Despite contract extension Telekom Baskets are worried about the future

Bonn · The Baskets and sponsor Telekom are continuing their cooperation for the time being. The contract will be extended by two years, but from 2023/24 onwards there will be considerably less money. The club is worried about the future.

 For at least one more year, Telekom's "T" will shine above the Baskets' home venue.

For at least one more year, Telekom's "T" will shine above the Baskets' home venue.

Foto: Fotograf: Norbert Ittermann/Norbert Ittermann

The General-Anzeiger already announced it last Thursday, now it has been officially announced: Baskets Bonn will continue to be called Telekom Baskets in the season starting at the end of September. The club and its long-time main and name sponsor Deutsche Telekom AG have agreed on this. The new contract between the Bundesliga basketball club and the Bonn-based global corporation runs until the summer of 2024, after which the successful cooperation will end after almost 30 years.
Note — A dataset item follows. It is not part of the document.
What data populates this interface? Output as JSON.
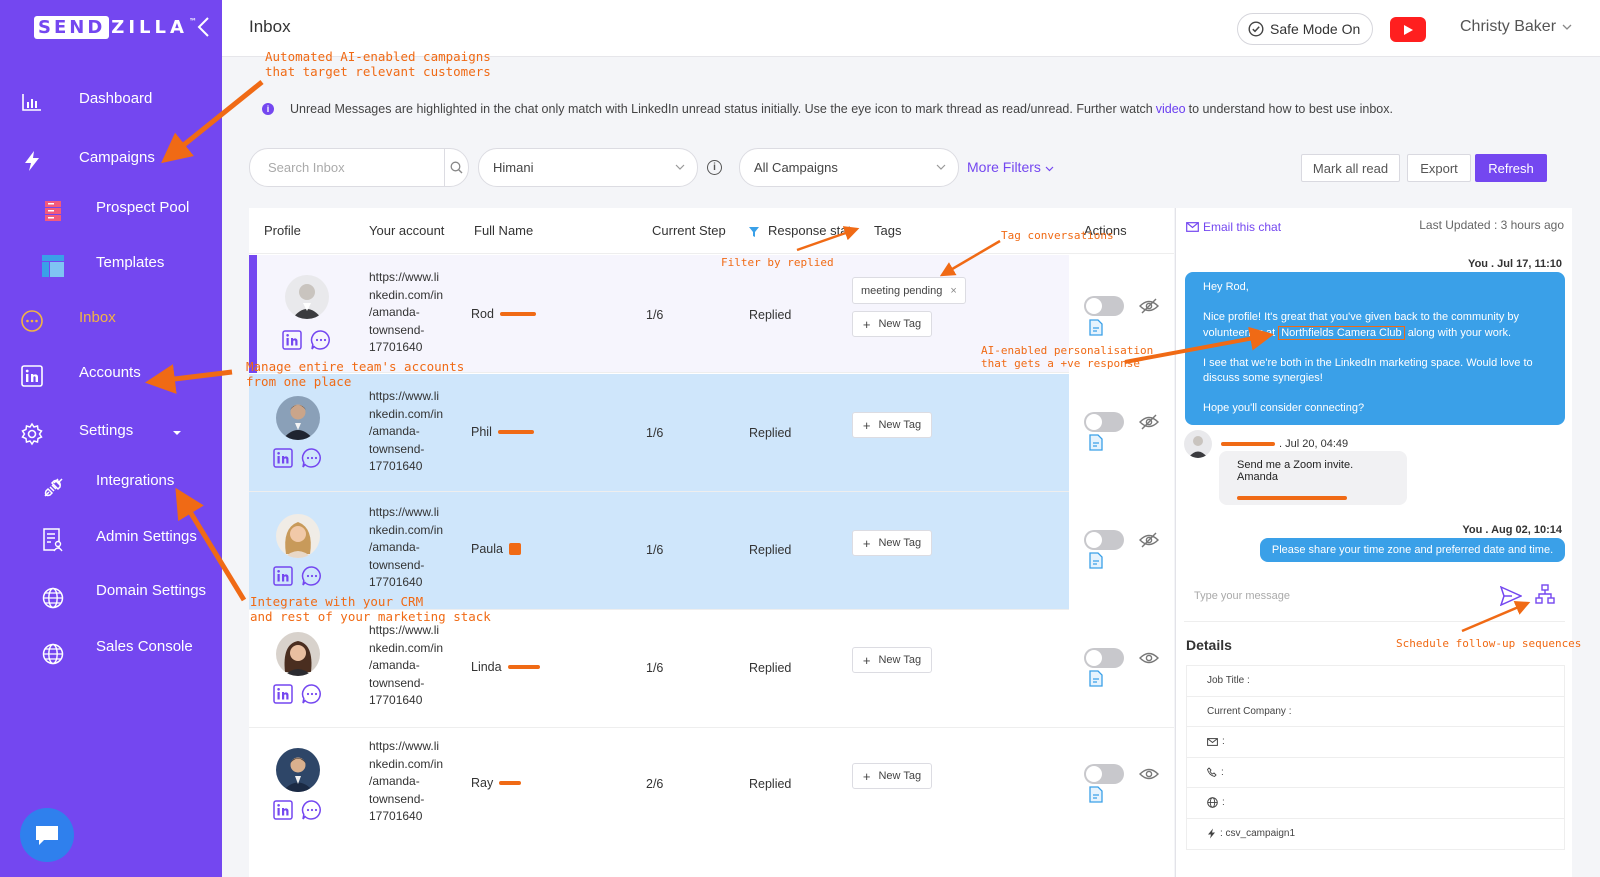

However, the Baskets will have to cope with a significantly smaller sponsorship package as of next year. While the same amount of money will flow to the Hardtberg in the 2022/23 season as in previous years, the Magenta subsidies will be reduced by around 40 percent in 2023/24. In return, the Baskets will have the opportunity to acquire a new title sponsor for the professional team as well as a name sponsor for their own hall from 1 July 2023. Telekom's support is not affected by this.

Coming season is economically secure

"This means that the rules for Telekom's withdrawal and the end of the decades-long partnership are contractually fixed," says Wolfgang Wiedlich, managing director of BonBas GmbH, which is the economic sponsor of the Bundesliga team and owner of the 6,000-seater arena including the training centre.

The coming season is thus economically secure for the time being. Nevertheless, the result of the negotiations poses "a great challenge for the club, especially since the Baskets have a high infrastructure cost apparatus in front of them with their own sports property," Wiedlich continues. The Telekom Dome costs the club about one million euros a year, which has to be earned by the professional section.

ProBaskets see difficult times ahead for the club

The ProBaskets, an association of medium-sized companies from the region that support the club, also see difficult times ahead for the club. Already in the 2023/24 season, there will be a seven-digit hole in the Baskets' budget, and after the end of the cooperation with Telekom, even half of the total budget will be missing, ProBaskets calculates. And at the same time criticises Telekom's strongly expanded sponsorship of the Bundesliga football team FC Bayern Munich.

"Of course, we have to respect Deutsche Telekom's decision. However, it is at least incomprehensible against the background that the company is at the same time considerably expanding its commitment to football in other cities, especially since this decision, at the company's headquarters of all places, is causing existential difficulties for the Bundesliga club in Bonn with the largest number of spectators and the only well-known one," says ProBaskets spokesman Alexander Knauss.

The hopes of encouraging Telekom to reconsider its withdrawal as name sponsor, originally announced last November for July 2022, have thus been dashed for the Baskets. An alternative way of covering the costs of the Bundesliga budget must be found quickly, as the application for a licence in the Basketball Bundesliga (BBL) together with proof of financing must be submitted by April 2023. "The time to develop a follow-up perspective for the Baskets is conceivably short," says Knauss.

Further hardship due to increased electricity and heating costs

After the enormous losses caused by the Corona pandemic and the associated ghost games, which hit the Bonn team particularly hard as the club with the highest average attendance in the BBL, the energy crisis has now doubled electricity and heating costs, causing further misery.

And Peter Mönnig, 1st Chairman of Baskets Bonn e.V., even sees the promotion of young talent in danger. The club invests around half a million euros annually from its own funds in its youth department with 500 children and 25 teams, two of which play in the junior national league. "It is not yet possible to foresee what effects the Telekom withdrawal will have on our youth work. A cost-intensive support structure has been built up here over many years, which we would like to maintain."